MCP Mastery: Unlock Next-Gen LLM Integrations with MCP
provided by UdemyThis is another step in my expanding from front-end development and architecture, into creating and deploying AI-powered tools. MCP Servers really intrigue me - they give LLMs access to specific knowledge bases and data sets that are maintained and updated elsewhere, so you’re not limited to the data that the model was trained on.
If you’re interested in a course like this, a few prerequisites will help:
- A cursory knowledge of python, as most of the courses use a python-based implementation (though MCP servers can be created/connected using several other languages)
- Check what coding IDE the tutorial will use, and whether you can access it. for example, this one demonstrates everything in Cursor, which I’m not allowed to install on my work-issued machine. So I watched the videos from the course on my work laptop while doing the exercises on my personal Mac.
- Check what platform the instructor is using. Though this one doesn’t get as deep as the LLM training course that I took, the instructor is using Windows where I was using a Mac, and if you’re unfamiliar with how to ‘translate’ what they’re talking about, you might seek a different path.

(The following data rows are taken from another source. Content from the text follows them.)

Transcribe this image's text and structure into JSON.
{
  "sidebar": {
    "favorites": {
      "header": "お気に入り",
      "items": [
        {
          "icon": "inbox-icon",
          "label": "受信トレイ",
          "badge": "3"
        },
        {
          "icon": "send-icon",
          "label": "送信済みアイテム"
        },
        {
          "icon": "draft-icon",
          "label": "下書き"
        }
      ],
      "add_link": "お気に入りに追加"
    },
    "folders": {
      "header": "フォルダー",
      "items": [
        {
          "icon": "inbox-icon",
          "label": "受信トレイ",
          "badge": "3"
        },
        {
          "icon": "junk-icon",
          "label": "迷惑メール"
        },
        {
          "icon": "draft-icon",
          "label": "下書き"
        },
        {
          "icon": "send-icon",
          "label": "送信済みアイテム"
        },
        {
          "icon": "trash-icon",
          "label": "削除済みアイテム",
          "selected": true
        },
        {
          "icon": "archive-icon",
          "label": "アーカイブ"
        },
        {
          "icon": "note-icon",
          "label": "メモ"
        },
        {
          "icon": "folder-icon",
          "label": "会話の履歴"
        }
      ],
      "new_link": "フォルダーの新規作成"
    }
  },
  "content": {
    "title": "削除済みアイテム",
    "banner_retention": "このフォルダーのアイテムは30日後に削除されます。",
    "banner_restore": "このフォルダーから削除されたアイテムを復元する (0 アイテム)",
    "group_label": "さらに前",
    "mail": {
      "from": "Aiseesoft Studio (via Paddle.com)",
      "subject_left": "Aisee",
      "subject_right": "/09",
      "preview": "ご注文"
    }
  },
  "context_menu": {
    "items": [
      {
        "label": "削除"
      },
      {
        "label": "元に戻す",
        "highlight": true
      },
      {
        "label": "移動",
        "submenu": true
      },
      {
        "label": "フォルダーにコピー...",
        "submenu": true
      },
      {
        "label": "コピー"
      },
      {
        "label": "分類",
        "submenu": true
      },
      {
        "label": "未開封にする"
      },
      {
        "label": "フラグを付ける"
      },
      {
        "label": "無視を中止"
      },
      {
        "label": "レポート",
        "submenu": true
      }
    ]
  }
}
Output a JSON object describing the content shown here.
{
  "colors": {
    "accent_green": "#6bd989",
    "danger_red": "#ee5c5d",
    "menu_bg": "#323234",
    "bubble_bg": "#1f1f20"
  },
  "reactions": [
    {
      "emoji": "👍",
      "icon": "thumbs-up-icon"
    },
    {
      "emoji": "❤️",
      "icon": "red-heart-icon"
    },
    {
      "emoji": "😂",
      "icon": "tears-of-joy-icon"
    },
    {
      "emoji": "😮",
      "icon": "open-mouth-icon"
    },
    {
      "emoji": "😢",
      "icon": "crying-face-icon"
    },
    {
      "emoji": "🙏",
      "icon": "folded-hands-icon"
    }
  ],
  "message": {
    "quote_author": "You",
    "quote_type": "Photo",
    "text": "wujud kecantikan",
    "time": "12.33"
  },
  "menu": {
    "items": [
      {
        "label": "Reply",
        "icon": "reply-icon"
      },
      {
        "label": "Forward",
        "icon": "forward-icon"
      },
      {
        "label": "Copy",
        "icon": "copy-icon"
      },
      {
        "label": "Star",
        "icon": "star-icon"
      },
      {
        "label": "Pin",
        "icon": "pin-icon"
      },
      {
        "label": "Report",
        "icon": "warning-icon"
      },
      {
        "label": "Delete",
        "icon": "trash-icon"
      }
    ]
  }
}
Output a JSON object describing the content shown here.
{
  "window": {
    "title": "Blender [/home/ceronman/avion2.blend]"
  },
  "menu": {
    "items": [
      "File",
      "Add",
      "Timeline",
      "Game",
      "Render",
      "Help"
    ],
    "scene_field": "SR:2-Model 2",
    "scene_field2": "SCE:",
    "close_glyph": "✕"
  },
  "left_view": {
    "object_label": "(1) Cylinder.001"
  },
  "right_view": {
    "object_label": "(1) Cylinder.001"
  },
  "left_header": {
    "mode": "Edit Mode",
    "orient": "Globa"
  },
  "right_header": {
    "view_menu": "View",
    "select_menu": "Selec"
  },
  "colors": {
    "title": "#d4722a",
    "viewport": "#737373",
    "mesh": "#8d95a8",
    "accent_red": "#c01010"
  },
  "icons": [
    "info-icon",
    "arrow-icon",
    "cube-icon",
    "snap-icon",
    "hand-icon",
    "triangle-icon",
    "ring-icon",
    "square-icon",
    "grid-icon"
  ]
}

- Prepare to register for a lot of free API keys from various service providers. The signups can take some extra time, and I created a potential throwaway email address to use for them. This course had me sign up for a bunch of them (unit conversion, flight data, etc.) in order to follow along with the examples.
- knowing your way around github and how to create personal access tokens, and authorize oAuth applications, will be useful.
In addition to installing Cursor, I also found that I eventually ran out of ‘free’ model usage and I needed to sign up for the trial of Cursor’s “Pro” plan in order to finish the course. (and then I canceled before the billing for Pro kicked in - sorry Cursor, I don’t need another paid LLM-powered dev environment!)
Another example has you calling OpenAI APIs from a Google Collab notebook. this will require you to create an OpenAI account and fund it. I added $5 to mine, and turned off automatic re-billing when my tokens run out.
Overall, I’ve learned a lot about MCP servers from this course and I’m glad I took it. I can see this being useful not only for work projects but even for personal ones. I can essentially turn any data source into a tool that I can integrate into Cursor or Claude or VSCode w/Copilot.